Os tipos de instruções que são válidos em uma função incluem:

  • DECLARE As instruções podem ser usadas para definir variáveis de dados e cursores que são locais para a função.

  • Atribuições de valores a objetos locais para a função, como usar SET para atribuir valores a variáveis escalares e locais de tabela.

  • Operações de cursor que fazem referência a cursores locais que são declarados, abertos, fechados e desalocados na função. FETCH instruções que retornam dados para o cliente não são permitidas. Somente FETCH instruções que atribuem valores a variáveis locais usando a INTO cláusula são permitidas.

  • Instruções de controlo de fluxo, exceto TRY...CATCH declarações.

  • SELECT instruções contendo listas de seleção com expressões que atribuem valores a variáveis que são locais para a função.

  • UPDATE, INSERTe DELETE instruções modificando variáveis de tabela que são locais para a função.

  • EXECUTE Instruções que chamam um procedimento armazenado estendido.

Funções integradas do sistema

As seguintes funções internas não determinísticas podem ser usadas em Transact-SQL funções definidas pelo usuário.

  • CURRENT_TIMESTAMP
  • GET_TRANSMISSION_STATUS
  • GETDATE
  • GETUTCDATE
  • @@CONNECTIONS
  • @@CPU_BUSY
  • @@DBTS
  • @@IDLE
  • @@IO_BUSY
  • @@MAX_CONNECTIONS
  • @@PACK_RECEIVED
  • @@PACK_SENT
  • @@PACKET_ERRORS
  • @@TIMETICKS
  • @@TOTAL_ERRORS
  • @@TOTAL_READ
  • @@TOTAL_WRITE

As seguintes funções internas não determinísticas não podem ser usadas em um Transact-SQL função definida pelo usuário (UDF).

  • NEWID
  • NEWSEQUENTIALID
  • RAND
  • TEXTPTR

Se você fizer referência a uma dessas funções dentro de um UDF, obterá o seguinte erro:

Msg 443, Level 16, State 1
Invalid use of a side-effecting operator <operator> within a function.

Para obter uma lista de funções internas do sistema determinísticas e não determinísticas, consulte Funções determinísticas e não determinísticas.

Funções ligadas ao esquema

CREATE FUNCTION Suporta uma SCHEMABINDING cláusula que vincula a função ao esquema de quaisquer objetos aos quais ela faz referência, como tabelas, exibições e outras funções definidas pelo usuário. Uma tentativa de alterar ou descartar qualquer objeto referenciado por uma função vinculada ao esquema falha.

Estas condições devem ser cumpridas antes de poder especificar SCHEMABINDING em CREATE FUNCTION:

  • Todas as visualizações e funções definidas pelo usuário referenciadas pela função devem estar ligadas ao esquema.

  • Todos os objetos referenciados pela função devem estar no mesmo banco de dados que a função. Os objetos devem ser referenciados usando nomes de uma ou duas partes.

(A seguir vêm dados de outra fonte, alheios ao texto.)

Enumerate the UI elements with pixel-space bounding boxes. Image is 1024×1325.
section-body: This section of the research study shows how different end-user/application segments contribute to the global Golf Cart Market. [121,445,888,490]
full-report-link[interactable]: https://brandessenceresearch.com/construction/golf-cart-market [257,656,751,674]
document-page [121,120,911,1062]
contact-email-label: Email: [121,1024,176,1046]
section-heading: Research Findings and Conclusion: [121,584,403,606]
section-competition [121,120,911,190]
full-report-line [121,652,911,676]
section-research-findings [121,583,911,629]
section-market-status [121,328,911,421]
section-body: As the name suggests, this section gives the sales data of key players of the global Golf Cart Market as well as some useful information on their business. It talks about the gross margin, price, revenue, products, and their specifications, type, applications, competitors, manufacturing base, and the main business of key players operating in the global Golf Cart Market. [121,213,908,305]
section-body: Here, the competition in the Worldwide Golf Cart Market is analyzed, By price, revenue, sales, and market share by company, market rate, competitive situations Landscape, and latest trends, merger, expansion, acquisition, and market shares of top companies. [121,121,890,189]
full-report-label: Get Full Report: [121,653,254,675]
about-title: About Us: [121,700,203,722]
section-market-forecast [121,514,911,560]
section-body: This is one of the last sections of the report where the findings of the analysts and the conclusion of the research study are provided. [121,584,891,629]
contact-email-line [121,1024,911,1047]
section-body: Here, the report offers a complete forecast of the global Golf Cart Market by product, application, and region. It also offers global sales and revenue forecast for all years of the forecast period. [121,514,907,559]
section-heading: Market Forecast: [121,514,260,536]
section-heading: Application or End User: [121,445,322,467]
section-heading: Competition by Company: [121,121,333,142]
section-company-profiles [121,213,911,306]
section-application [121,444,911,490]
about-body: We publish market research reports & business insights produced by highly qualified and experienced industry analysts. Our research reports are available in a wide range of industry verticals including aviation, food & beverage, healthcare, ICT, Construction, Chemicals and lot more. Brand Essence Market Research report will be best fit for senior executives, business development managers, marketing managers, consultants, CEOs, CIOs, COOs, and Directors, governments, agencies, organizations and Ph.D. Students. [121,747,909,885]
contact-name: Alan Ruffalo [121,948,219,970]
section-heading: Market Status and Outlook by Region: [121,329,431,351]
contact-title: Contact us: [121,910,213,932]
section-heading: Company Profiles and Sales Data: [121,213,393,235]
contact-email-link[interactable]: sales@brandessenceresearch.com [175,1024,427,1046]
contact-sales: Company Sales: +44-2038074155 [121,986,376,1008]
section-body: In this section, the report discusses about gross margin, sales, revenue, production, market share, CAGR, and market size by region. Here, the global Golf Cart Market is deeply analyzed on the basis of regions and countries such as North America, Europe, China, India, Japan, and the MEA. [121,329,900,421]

  • Você deve ter REFERENCES permissão em todos os objetos (tabelas, exibições e funções definidas pelo usuário) referenciados na função.

Você pode usar ALTER FUNCTION para remover a associação de esquema. A ALTER FUNCTION instrução deve redefinir a função sem especificar WITH SCHEMABINDING.

Especificar parâmetros

Uma função definida pelo usuário usa zero ou mais parâmetros de entrada e retorna um valor escalar ou uma tabela. Uma função pode ter um máximo de 1.024 parâmetros de entrada. Quando um parâmetro da função tem um valor padrão, a palavra-chave DEFAULT deve ser especificada ao chamar a função para obter o valor padrão. Esse comportamento é diferente de parâmetros com valores padrão em procedimentos armazenados definidos pelo usuário, nos quais omitir o parâmetro também implica o valor padrão. As funções definidas pelo usuário não suportam parâmetros de saída.